What can we write down? And what's going to happen in that dreaded hell of an exams hall if he gives nothing solid and regurgitable to write down now? You damn long-haired lout! Useless lecturer! My pedagogic conscience heard the cry of their undernourished souls, and I, for a moment, felt a twinge of guilt for dereliction of duty. Halfway down the steps of the theatre, I suddenly stopped in my manic tract. With one of the Proverbs of Hell just escaped from my mouth ("Prudence is a rich ugly old maid courted by Incapacity"), I changed my tack for a parabolic moment of pedagogic irony and fury to say to the class: "Sorry, boys and girls, I've been too carried away by that devilish Blake. Here's some solid exam stuff for you to take down.

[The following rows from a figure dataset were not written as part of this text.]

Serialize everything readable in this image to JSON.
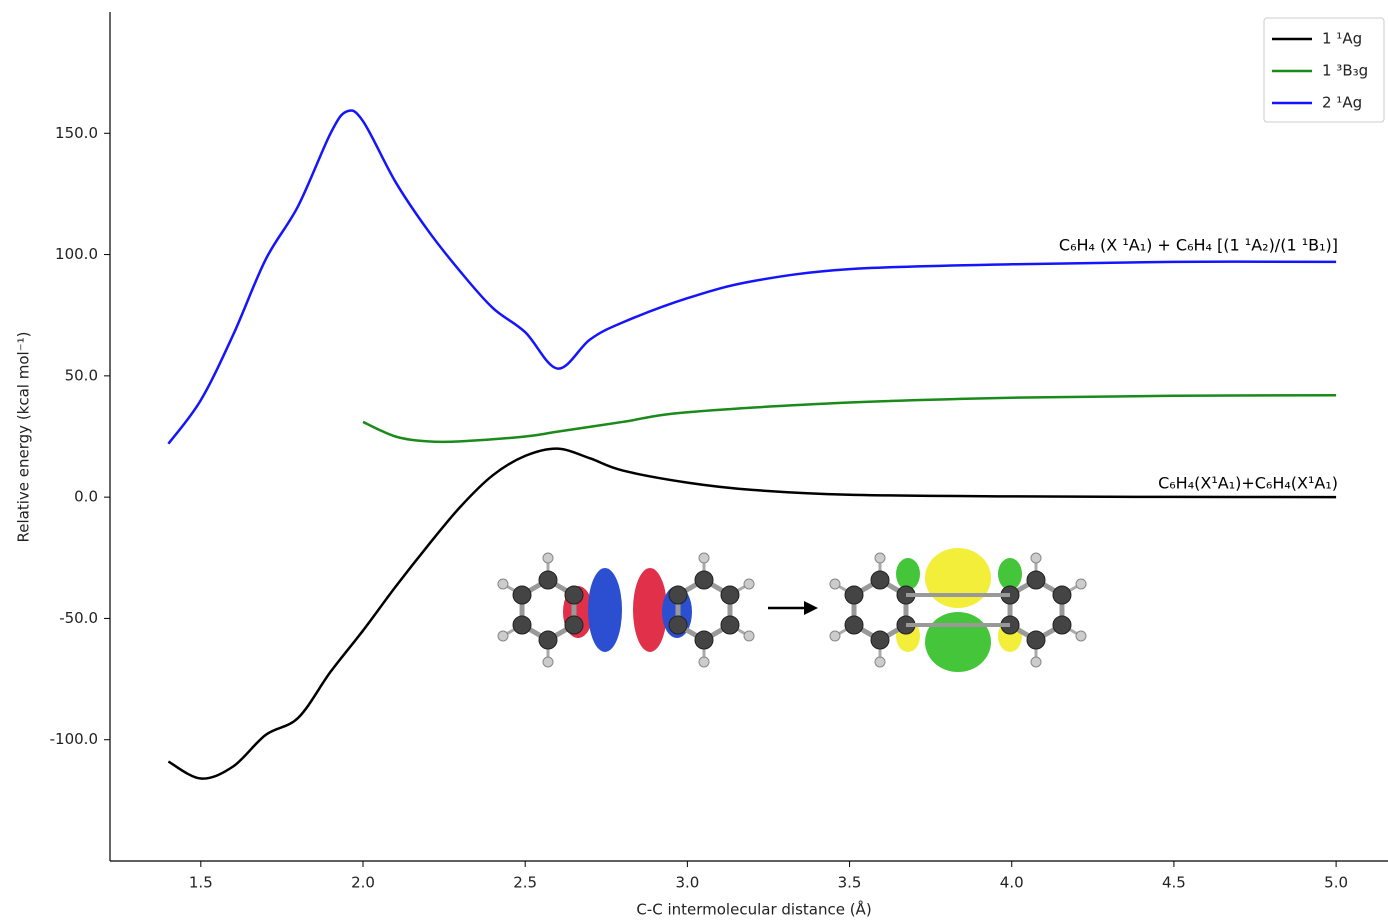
{
  "chart_data": {
    "type": "line",
    "xlabel": "C-C intermolecular distance (Å)",
    "ylabel": "Relative energy (kcal mol⁻¹)",
    "xlim": [
      1.22,
      5.16
    ],
    "ylim": [
      -150,
      200
    ],
    "xticks": [
      1.5,
      {
        "value": 2,
        "label": "2.0"
      },
      2.5,
      {
        "value": 3,
        "label": "3.0"
      },
      3.5,
      {
        "value": 4,
        "label": "4.0"
      },
      4.5,
      {
        "value": 5,
        "label": "5.0"
      }
    ],
    "yticks": [
      {
        "value": -100,
        "label": "-100.0"
      },
      {
        "value": -50,
        "label": "-50.0"
      },
      {
        "value": 0,
        "label": "0.0"
      },
      {
        "value": 50,
        "label": "50.0"
      },
      {
        "value": 100,
        "label": "100.0"
      },
      {
        "value": 150,
        "label": "150.0"
      }
    ],
    "legend": "upper right",
    "series": [
      {
        "name": "1 ¹Ag",
        "color": "#000000",
        "x": [
          1.4,
          1.5,
          1.6,
          1.7,
          1.8,
          1.9,
          2.0,
          2.1,
          2.2,
          2.3,
          2.4,
          2.5,
          2.6,
          2.7,
          2.8,
          3.0,
          3.2,
          3.5,
          4.0,
          4.5,
          5.0
        ],
        "values": [
          -109,
          -116,
          -111,
          -98,
          -91,
          -72,
          -55,
          -37,
          -20,
          -4,
          9,
          17,
          20,
          16,
          11,
          6,
          3,
          1,
          0.3,
          0.1,
          0
        ]
      },
      {
        "name": "1 ³B₃g",
        "color": "#1a8a1a",
        "x": [
          2.0,
          2.1,
          2.2,
          2.3,
          2.5,
          2.6,
          2.8,
          3.0,
          3.5,
          4.0,
          4.5,
          5.0
        ],
        "values": [
          31,
          25,
          23,
          23,
          25,
          27,
          31,
          35,
          39,
          41,
          41.8,
          42
        ]
      },
      {
        "name": "2 ¹Ag",
        "color": "#1414ff",
        "x": [
          1.4,
          1.5,
          1.6,
          1.7,
          1.8,
          1.9,
          1.95,
          2.0,
          2.1,
          2.2,
          2.3,
          2.4,
          2.5,
          2.6,
          2.7,
          2.8,
          3.0,
          3.2,
          3.5,
          4.0,
          4.5,
          5.0
        ],
        "values": [
          22,
          40,
          67,
          98,
          120,
          150,
          159,
          155,
          130,
          110,
          93,
          78,
          68,
          53,
          65,
          72,
          82,
          89,
          94,
          96,
          97,
          97
        ]
      }
    ],
    "annotations": [
      "C₆H₄ (X ¹A₁) + C₆H₄ [(1 ¹A₂)/(1 ¹B₁)]",
      "C₆H₄(X¹A₁)+C₆H₄(X¹A₁)"
    ]
  }
}
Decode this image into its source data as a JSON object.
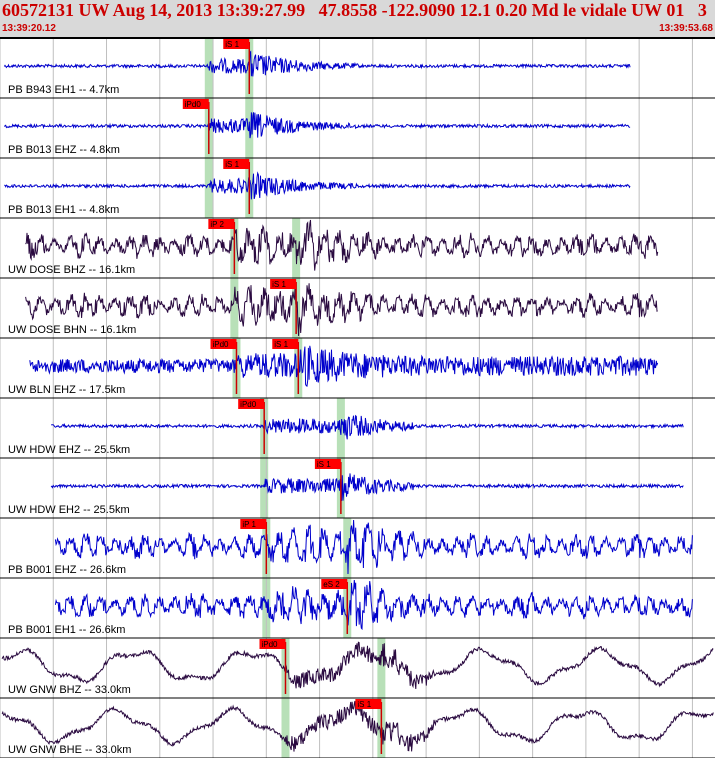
{
  "header": {
    "title": "60572131 UW Aug 14, 2013 13:39:27.99   47.8558 -122.9090 12.1 0.20 Md le vidale UW 01   3",
    "start_time": "13:39:20.12",
    "end_time": "13:39:53.68"
  },
  "colors": {
    "header_text": "#cc0000",
    "header_bg": "#d9d9d9",
    "trace_blue": "#0000cc",
    "trace_dark": "#2a0a40",
    "pick_box": "#ff0000",
    "pick_window": "#b8e0b8",
    "grid": "#000000"
  },
  "chart_data": {
    "type": "line",
    "description_units": "time axis in seconds from 13:39:20.12",
    "x_range": [
      0,
      33.56
    ],
    "grid_ticks_every_s": 2.5,
    "channels": [
      {
        "label": "PB B943 EH1 -- 4.7km",
        "trace_color": "blue",
        "picks": [
          {
            "label": "iS 1",
            "t": 11.7
          }
        ],
        "windows": [
          9.8,
          11.7
        ],
        "signal_range": [
          0.2,
          29.6
        ],
        "style": "hf"
      },
      {
        "label": "PB B013 EHZ -- 4.8km",
        "trace_color": "blue",
        "picks": [
          {
            "label": "iPd0",
            "t": 9.8
          }
        ],
        "windows": [
          9.8,
          11.7
        ],
        "signal_range": [
          0.2,
          29.6
        ],
        "style": "hf"
      },
      {
        "label": "PB B013 EH1 -- 4.8km",
        "trace_color": "blue",
        "picks": [
          {
            "label": "iS 1",
            "t": 11.7
          }
        ],
        "windows": [
          9.8,
          11.7
        ],
        "signal_range": [
          0.2,
          29.6
        ],
        "style": "hf"
      },
      {
        "label": "UW DOSE BHZ -- 16.1km",
        "trace_color": "dark",
        "picks": [
          {
            "label": "iP 2",
            "t": 11.0
          }
        ],
        "windows": [
          11.0,
          13.9
        ],
        "signal_range": [
          1.2,
          30.9
        ],
        "style": "lf"
      },
      {
        "label": "UW DOSE BHN -- 16.1km",
        "trace_color": "dark",
        "picks": [
          {
            "label": "iS 1",
            "t": 13.9
          }
        ],
        "windows": [
          11.0,
          13.9
        ],
        "signal_range": [
          1.2,
          30.9
        ],
        "style": "lf"
      },
      {
        "label": "UW BLN EHZ -- 17.5km",
        "trace_color": "blue",
        "picks": [
          {
            "label": "iPd0",
            "t": 11.1
          },
          {
            "label": "iS 1",
            "t": 14.0
          }
        ],
        "windows": [
          11.1,
          14.0
        ],
        "signal_range": [
          1.4,
          30.9
        ],
        "style": "noisy"
      },
      {
        "label": "UW HDW EHZ -- 25.5km",
        "trace_color": "blue",
        "picks": [
          {
            "label": "iPd0",
            "t": 12.4
          }
        ],
        "windows": [
          12.4,
          16.0
        ],
        "signal_range": [
          2.4,
          32.1
        ],
        "style": "hf"
      },
      {
        "label": "UW HDW EH2 -- 25.5km",
        "trace_color": "blue",
        "picks": [
          {
            "label": "iS 1",
            "t": 16.0
          }
        ],
        "windows": [
          12.4,
          16.0
        ],
        "signal_range": [
          2.4,
          32.1
        ],
        "style": "hf"
      },
      {
        "label": "PB B001 EHZ -- 26.6km",
        "trace_color": "blue",
        "picks": [
          {
            "label": "iP 1",
            "t": 12.5
          }
        ],
        "windows": [
          12.5,
          16.3
        ],
        "signal_range": [
          2.6,
          32.5
        ],
        "style": "lf"
      },
      {
        "label": "PB B001 EH1 -- 26.6km",
        "trace_color": "blue",
        "picks": [
          {
            "label": "eS 2",
            "t": 16.3
          }
        ],
        "windows": [
          12.5,
          16.3
        ],
        "signal_range": [
          2.6,
          32.5
        ],
        "style": "lf"
      },
      {
        "label": "UW GNW BHZ -- 33.0km",
        "trace_color": "dark",
        "picks": [
          {
            "label": "iPd0",
            "t": 13.4
          }
        ],
        "windows": [
          13.4,
          17.9
        ],
        "signal_range": [
          0.1,
          33.5
        ],
        "style": "lp"
      },
      {
        "label": "UW GNW BHE -- 33.0km",
        "trace_color": "dark",
        "picks": [
          {
            "label": "iS 1",
            "t": 17.9
          }
        ],
        "windows": [
          13.4,
          17.9
        ],
        "signal_range": [
          0.1,
          33.5
        ],
        "style": "lp"
      }
    ]
  }
}
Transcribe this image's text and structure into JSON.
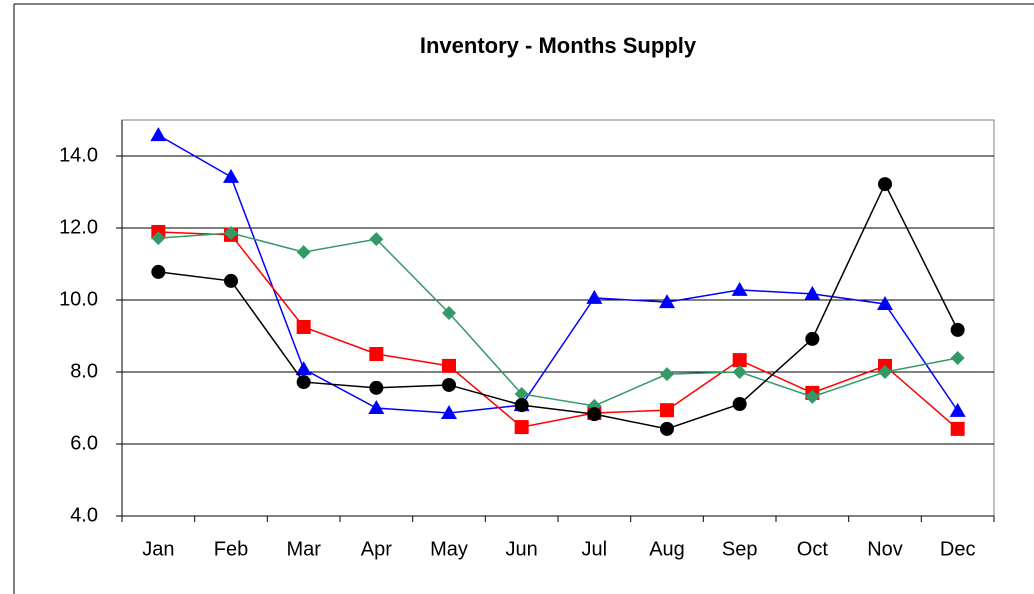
{
  "chart_data": {
    "type": "line",
    "title": "Inventory - Months Supply",
    "categories": [
      "Jan",
      "Feb",
      "Mar",
      "Apr",
      "May",
      "Jun",
      "Jul",
      "Aug",
      "Sep",
      "Oct",
      "Nov",
      "Dec"
    ],
    "series": [
      {
        "color": "#0000ff",
        "marker": "triangle",
        "values": [
          14.58,
          13.42,
          8.08,
          7.0,
          6.86,
          7.08,
          10.06,
          9.94,
          10.28,
          10.17,
          9.89,
          6.92
        ]
      },
      {
        "color": "#ff0000",
        "marker": "square",
        "values": [
          11.89,
          11.81,
          9.25,
          8.5,
          8.17,
          6.47,
          6.86,
          6.94,
          8.33,
          7.42,
          8.17,
          6.42
        ]
      },
      {
        "color": "#339966",
        "marker": "diamond",
        "values": [
          11.72,
          11.86,
          11.33,
          11.69,
          9.64,
          7.39,
          7.06,
          7.94,
          8.0,
          7.31,
          8.0,
          8.39
        ]
      },
      {
        "color": "#000000",
        "marker": "circle",
        "values": [
          10.78,
          10.53,
          7.72,
          7.56,
          7.64,
          7.08,
          6.83,
          6.42,
          7.11,
          8.92,
          13.22,
          9.17
        ]
      }
    ],
    "ylim": [
      4,
      15
    ],
    "yticks": [
      {
        "value": 4,
        "label": "4.0"
      },
      {
        "value": 6,
        "label": "6.0"
      },
      {
        "value": 8,
        "label": "8.0"
      },
      {
        "value": 10,
        "label": "10.0"
      },
      {
        "value": 12,
        "label": "12.0"
      },
      {
        "value": 14,
        "label": "14.0"
      }
    ],
    "grid": true
  }
}
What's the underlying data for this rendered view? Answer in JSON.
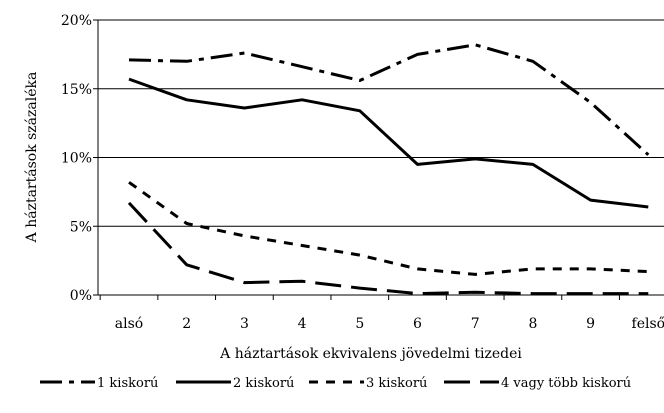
{
  "chart_data": {
    "type": "line",
    "xlabel": "A háztartások ekvivalens jövedelmi tizedei",
    "ylabel": "A háztartások százaléka",
    "ylim": [
      0,
      20
    ],
    "yticks": [
      "0%",
      "5%",
      "10%",
      "15%",
      "20%"
    ],
    "ytick_values": [
      0,
      5,
      10,
      15,
      20
    ],
    "categories": [
      "alsó",
      "2",
      "3",
      "4",
      "5",
      "6",
      "7",
      "8",
      "9",
      "felső"
    ],
    "grid": "horizontal",
    "legend_position": "bottom",
    "series": [
      {
        "name": "1 kiskorú",
        "style": "dash-dot",
        "color": "#000000",
        "values": [
          17.1,
          17.0,
          17.6,
          16.6,
          15.6,
          17.5,
          18.2,
          17.0,
          14.0,
          10.2
        ]
      },
      {
        "name": "2 kiskorú",
        "style": "solid",
        "color": "#000000",
        "values": [
          15.7,
          14.2,
          13.6,
          14.2,
          13.4,
          9.5,
          9.9,
          9.5,
          6.9,
          6.4
        ]
      },
      {
        "name": "3 kiskorú",
        "style": "short-dash",
        "color": "#000000",
        "values": [
          8.2,
          5.2,
          4.3,
          3.6,
          2.9,
          1.9,
          1.5,
          1.9,
          1.9,
          1.7
        ]
      },
      {
        "name": "4 vagy több kiskorú",
        "style": "long-dash",
        "color": "#000000",
        "values": [
          6.7,
          2.2,
          0.9,
          1.0,
          0.5,
          0.1,
          0.2,
          0.1,
          0.1,
          0.1
        ]
      }
    ]
  }
}
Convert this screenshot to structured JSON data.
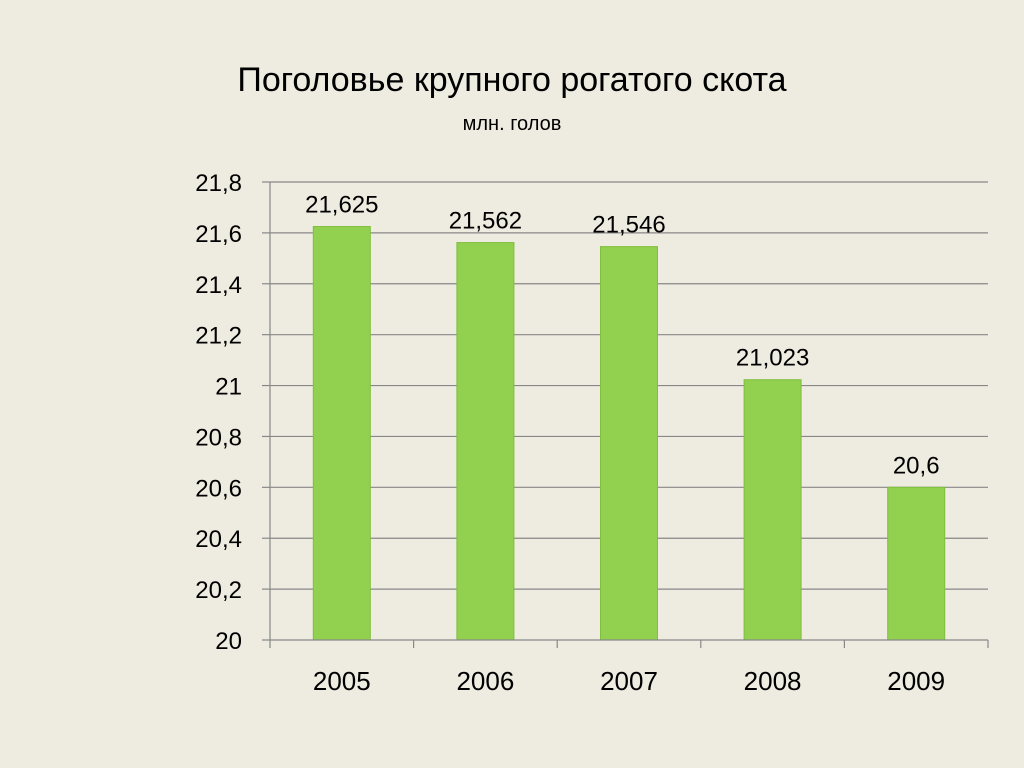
{
  "slide": {
    "title": "Поголовье крупного рогатого скота",
    "subtitle": "млн. голов"
  },
  "chart_data": {
    "type": "bar",
    "title": "Поголовье крупного рогатого скота",
    "subtitle": "млн. голов",
    "xlabel": "",
    "ylabel": "",
    "categories": [
      "2005",
      "2006",
      "2007",
      "2008",
      "2009"
    ],
    "values": [
      21.625,
      21.562,
      21.546,
      21.023,
      20.6
    ],
    "data_labels": [
      "21,625",
      "21,562",
      "21,546",
      "21,023",
      "20,6"
    ],
    "ylim": [
      20,
      21.8
    ],
    "yticks": [
      20,
      20.2,
      20.4,
      20.6,
      20.8,
      21,
      21.2,
      21.4,
      21.6,
      21.8
    ],
    "ytick_labels": [
      "20",
      "20,2",
      "20,4",
      "20,6",
      "20,8",
      "21",
      "21,2",
      "21,4",
      "21,6",
      "21,8"
    ],
    "grid": true,
    "legend": "none",
    "bar_color": "#92d050",
    "gridline_color": "#888888"
  }
}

William Blake (and I spelt the name), Born 23rd November 1757, at 28 Broad street, Golden Square, London (where his father made and sold stockings) - and died on 12 August, 1827, at Fountain Court, Strand, London..."
You wouldn't believe it, the flurry of the biros scratching those virginal pads! When I interrupted the sudden flow of precious information with a half-laughing hiss ("You idiots! You can get that info in any book on Blake in the library!"), those poor undernourished young souls didn't even hear me, so absorbed were they in taking down the revelation much needed for that Judgment Day. "Sir (the fact that they call their lecturers "Sir" is painfully revealing), Dear Sir, give us this day our daily crumb!" Poor kids!
And who can we blame for all this? The system, of course, yes. But the lecturers themselves must not use the 'the System' as a convenient alibi. They must ask themselves: "If the students have a test to pass, don't we too?" Too many of them, I hate to say, are too complacent in their too-comfortable academic cocoons, heavily protected by a wall of research junk and many-times-recycled seminar papers, to even dream of asking that question. Because they know, deep inside them, that they would most likely fail the test.